La bonne nouvelle de Pirates of the Carribean 4 ressemble à celles qu’appelait de ses vœux Fernando Pessoa : surtout, que rien ne change – malgré toutes les simagrées publicitaires prétendant l’inverse. Johnny Depp reste Jack Sparrow, Geoffrey Rush reste Barbossa, et le Black Pearl, même coulé, reste le Black Pearl : le reste n’est que variation de détails sur un canevas que l’on peut faire remonter, par exemple, au fabuleux Black Pirate (1926) de Albert Parker avec Douglas Fairbanks. Et c’est très bien ainsi.

D'une façon plus générale, la mondialisation a-t-elle élargi le spectre du cinéma proposé ?

Je ne crois pas – parce que je crois que le spectre en question a toujours été infini. Dans nos pays, on aime à se plaindre sur le peu d’exposition internationale de nos cinémas. C’est absolument faux. La réalité est beaucoup plus prosaïque : ce que l’on regrette, c’est que notre cinéma ne marche pas aussi bien que celui de Hollywood.

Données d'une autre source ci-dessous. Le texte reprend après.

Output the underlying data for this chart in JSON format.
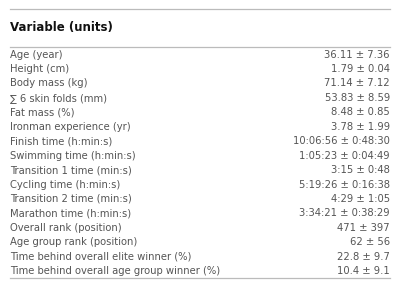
{
  "header": "Variable (units)",
  "rows": [
    [
      "Age (year)",
      "36.11 ± 7.36"
    ],
    [
      "Height (cm)",
      "1.79 ± 0.04"
    ],
    [
      "Body mass (kg)",
      "71.14 ± 7.12"
    ],
    [
      "∑ 6 skin folds (mm)",
      "53.83 ± 8.59"
    ],
    [
      "Fat mass (%)",
      "8.48 ± 0.85"
    ],
    [
      "Ironman experience (yr)",
      "3.78 ± 1.99"
    ],
    [
      "Finish time (h:min:s)",
      "10:06:56 ± 0:48:30"
    ],
    [
      "Swimming time (h:min:s)",
      "1:05:23 ± 0:04:49"
    ],
    [
      "Transition 1 time (min:s)",
      "3:15 ± 0:48"
    ],
    [
      "Cycling time (h:min:s)",
      "5:19:26 ± 0:16:38"
    ],
    [
      "Transition 2 time (min:s)",
      "4:29 ± 1:05"
    ],
    [
      "Marathon time (h:min:s)",
      "3:34:21 ± 0:38:29"
    ],
    [
      "Overall rank (position)",
      "471 ± 397"
    ],
    [
      "Age group rank (position)",
      "62 ± 56"
    ],
    [
      "Time behind overall elite winner (%)",
      "22.8 ± 9.7"
    ],
    [
      "Time behind overall age group winner (%)",
      "10.4 ± 9.1"
    ]
  ],
  "bg_color": "#ffffff",
  "text_color": "#555555",
  "header_color": "#111111",
  "line_color": "#bbbbbb",
  "font_size": 7.2,
  "header_font_size": 8.5
}
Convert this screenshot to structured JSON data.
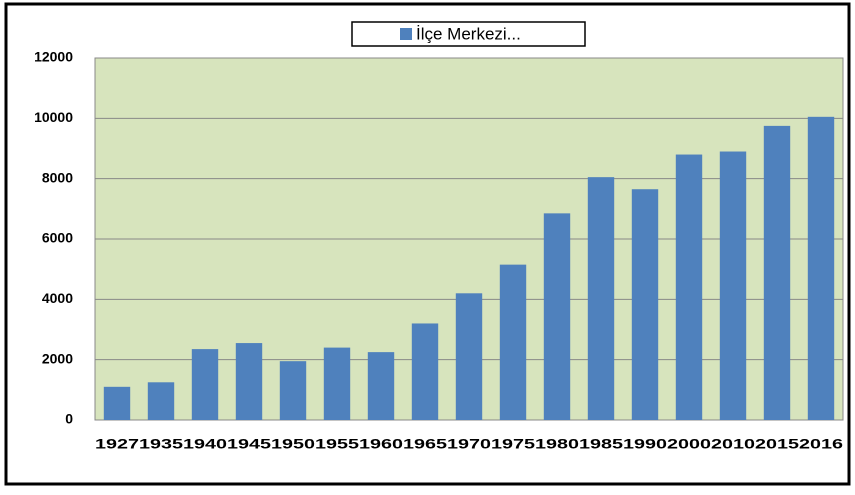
{
  "chart_data": {
    "type": "bar",
    "categories": [
      "1927",
      "1935",
      "1940",
      "1945",
      "1950",
      "1955",
      "1960",
      "1965",
      "1970",
      "1975",
      "1980",
      "1985",
      "1990",
      "2000",
      "2010",
      "2015",
      "2016"
    ],
    "series": [
      {
        "name": "İlçe Merkezi...",
        "color": "#4f81bd",
        "values": [
          1100,
          1250,
          2350,
          2550,
          1950,
          2400,
          2250,
          3200,
          4200,
          5150,
          6850,
          8050,
          7650,
          8800,
          8900,
          9750,
          10050
        ]
      }
    ],
    "ylim": [
      0,
      12000
    ],
    "yticks": [
      0,
      2000,
      4000,
      6000,
      8000,
      10000,
      12000
    ],
    "grid": true,
    "legend": "top",
    "plot_background": "#d7e4bd"
  }
}
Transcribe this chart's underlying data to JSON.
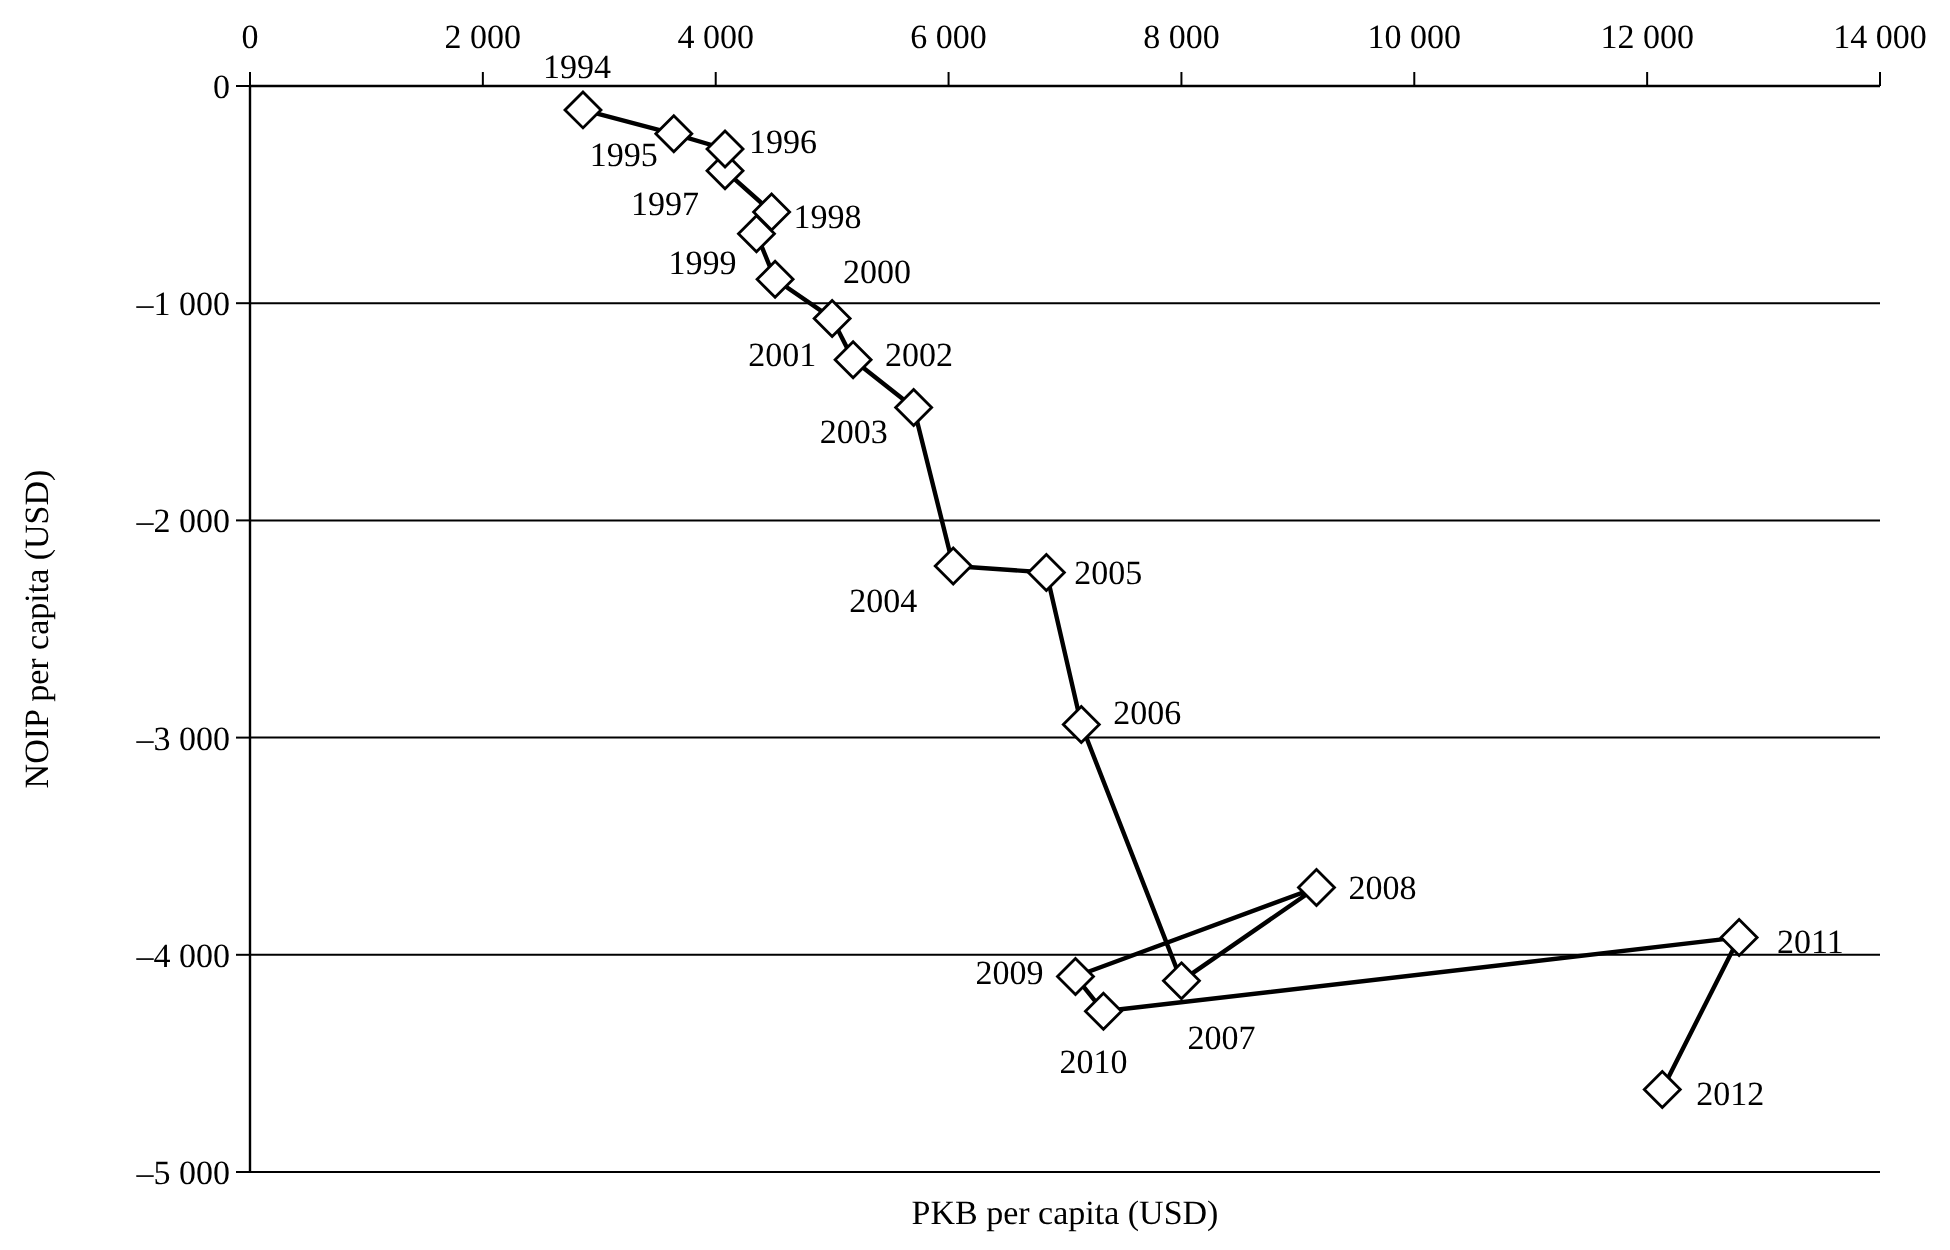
{
  "chart_data": {
    "type": "line",
    "xlabel": "PKB per capita (USD)",
    "ylabel": "NOIP per capita (USD)",
    "xlim": [
      0,
      14000
    ],
    "ylim": [
      -5000,
      0
    ],
    "xticks": [
      0,
      {
        "value": 2000,
        "label": "2 000"
      },
      {
        "value": 4000,
        "label": "4 000"
      },
      {
        "value": 6000,
        "label": "6 000"
      },
      {
        "value": 8000,
        "label": "8 000"
      },
      {
        "value": 10000,
        "label": "10 000"
      },
      {
        "value": 12000,
        "label": "12 000"
      },
      {
        "value": 14000,
        "label": "14 000"
      }
    ],
    "yticks": [
      0,
      {
        "value": -1000,
        "label": "–1 000"
      },
      {
        "value": -2000,
        "label": "–2 000"
      },
      {
        "value": -3000,
        "label": "–3 000"
      },
      {
        "value": -4000,
        "label": "–4 000"
      },
      {
        "value": -5000,
        "label": "–5 000"
      }
    ],
    "grid": "y",
    "marker": "diamond",
    "line_style": "solid",
    "series": [
      {
        "color": "#000000",
        "x": [
          2860,
          3640,
          4080,
          4080,
          4480,
          4350,
          4510,
          5000,
          5180,
          5700,
          6040,
          6840,
          7140,
          8000,
          9160,
          7090,
          7330,
          12790,
          12130
        ],
        "values": [
          -110,
          -220,
          -290,
          -390,
          -580,
          -680,
          -890,
          -1070,
          -1260,
          -1480,
          -2210,
          -2240,
          -2940,
          -4120,
          -3690,
          -4100,
          -4260,
          -3920,
          -4620
        ]
      }
    ],
    "annotations": [
      {
        "text": "1994",
        "x": 2860,
        "y": -110
      },
      {
        "text": "1995",
        "x": 3640,
        "y": -220
      },
      {
        "text": "1996",
        "x": 4080,
        "y": -290
      },
      {
        "text": "1997",
        "x": 4080,
        "y": -390
      },
      {
        "text": "1998",
        "x": 4480,
        "y": -580
      },
      {
        "text": "1999",
        "x": 4350,
        "y": -680
      },
      {
        "text": "2000",
        "x": 4510,
        "y": -890
      },
      {
        "text": "2001",
        "x": 5000,
        "y": -1070
      },
      {
        "text": "2002",
        "x": 5180,
        "y": -1260
      },
      {
        "text": "2003",
        "x": 5700,
        "y": -1480
      },
      {
        "text": "2004",
        "x": 6040,
        "y": -2210
      },
      {
        "text": "2005",
        "x": 6840,
        "y": -2240
      },
      {
        "text": "2006",
        "x": 7140,
        "y": -2940
      },
      {
        "text": "2007",
        "x": 8000,
        "y": -4120
      },
      {
        "text": "2008",
        "x": 9160,
        "y": -3690
      },
      {
        "text": "2009",
        "x": 7090,
        "y": -4100
      },
      {
        "text": "2010",
        "x": 7330,
        "y": -4260
      },
      {
        "text": "2011",
        "x": 12790,
        "y": -3920
      },
      {
        "text": "2012",
        "x": 12130,
        "y": -4620
      }
    ]
  }
}
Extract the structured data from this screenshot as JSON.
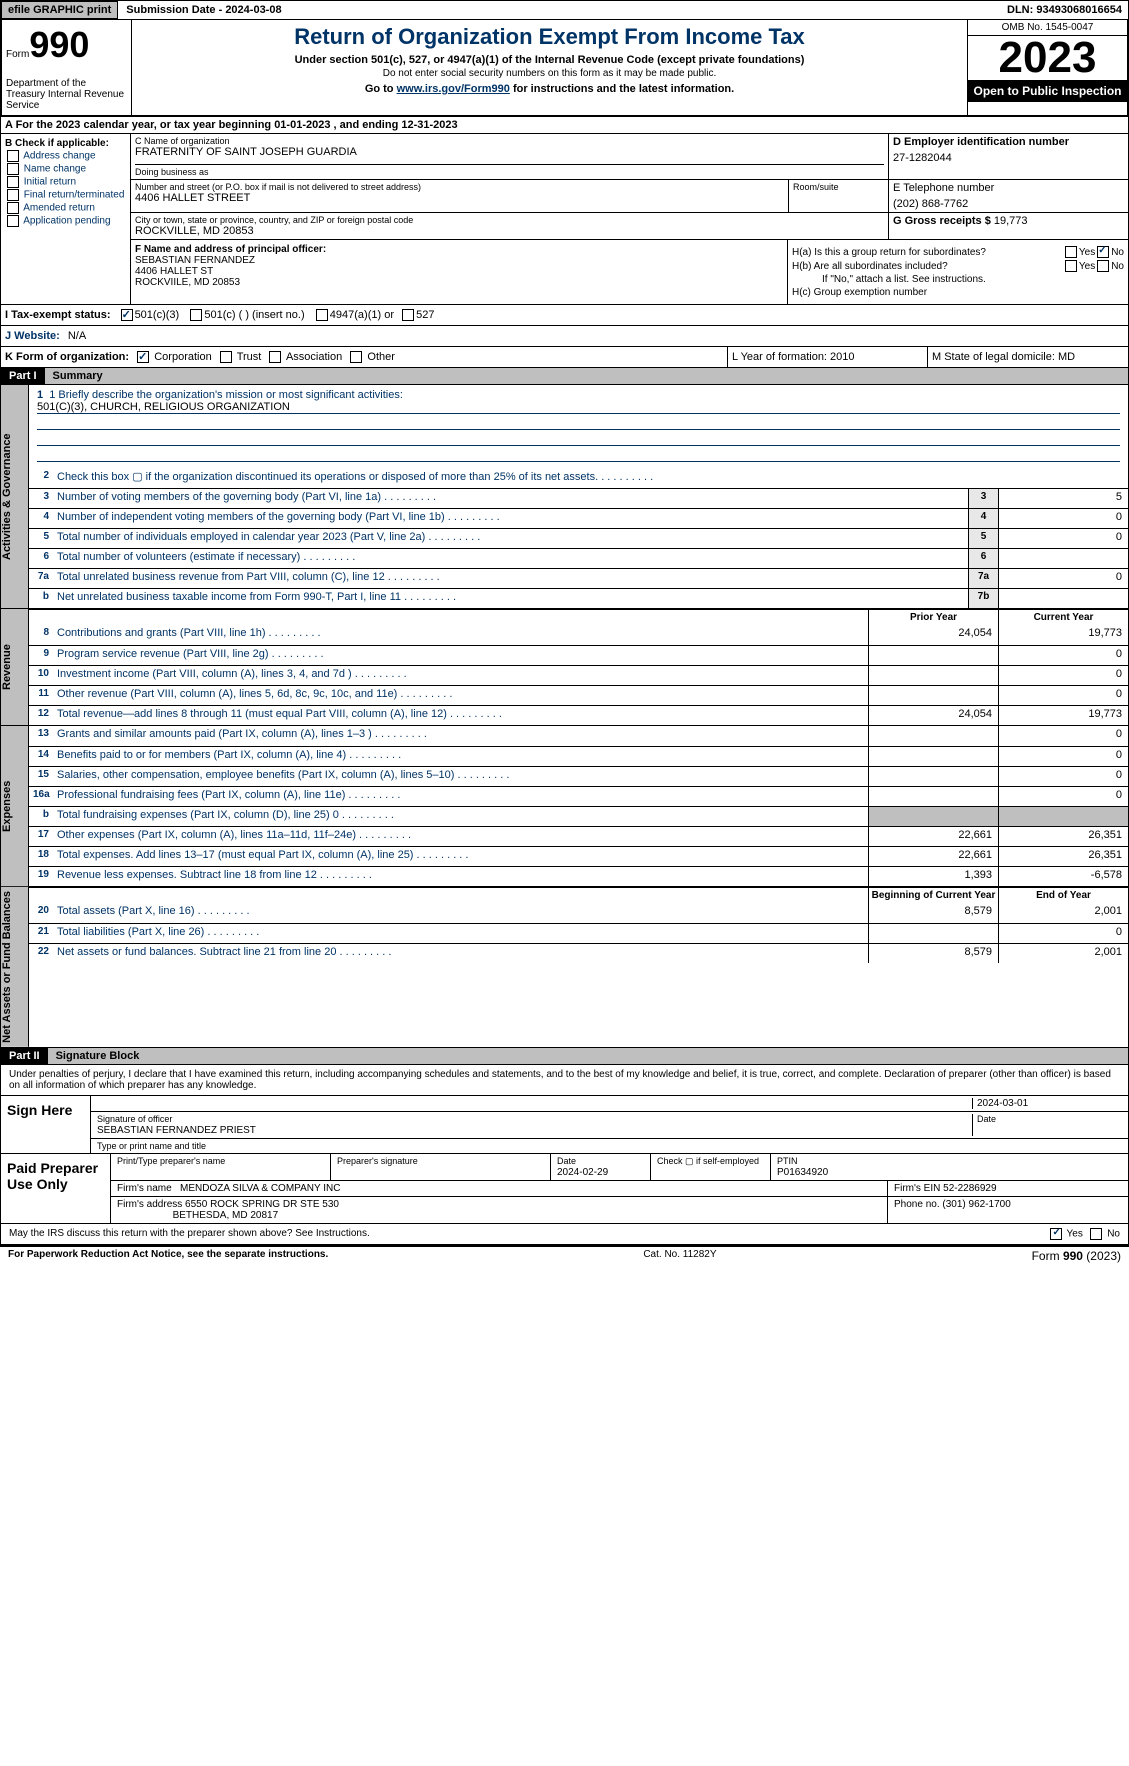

C’est notre provincialisme à nous : nous aimerions que nos nombrils fassent figure d’axis mundi à l’ère du capitalisme tardif – et nous enrageons de voir qu’ils comptent si peu. C’est-à-dire que nous enrageons de voir que notre bon goût d’esthètes surcultivés n’est pas celui de tous – et donc que tout le monde ne rêve pas comme nous. En vérité, les geignements qui entourent la disparité de succès entre le cinéma hollywoodien et le nôtre tiennent surtout à un narcissisme blessé. Nous détestons Hollywood de réaliser ce que nous n’osons pas oser réaliser – mais que nous ne cessons pas, pour autant, de fantasmer. Cette foi négative en la toute-puissance de Hollywood n’a cependant pas d’autre fondement que notre incapacité à inventer de nouvelles formes de puissance.

La toute-puissance de Hollywood n’est telle que parce que nous continuons à nous mesurer d’après l’étalon que son cinéma a choisi de se donner. Le cinéma populaire de Hong-Kong, par exemple, avait choisi d’en passer par d’autres formes de puissance – de même, par exemples, que le cinéma de série italien, ou le romanpurruno japonais. Que notre cinéma populaire soit incapable d’affronter ce qui lui apparaît comme un ridicule (le ridicule du fauché, du sentimental ou du branlant) est ainsi une incapacité de pauvre – un de ces pauvres aigris que l’on trouve dans les pièces de Jean Anouilh. Ce n’est pas le cinéma hollywoodien qui élargit ou restreint le spectre des films disponibles dans les salles : c’est nous. C’est le consentement pleurnichard à notre propre impuissance – et rien d’autre.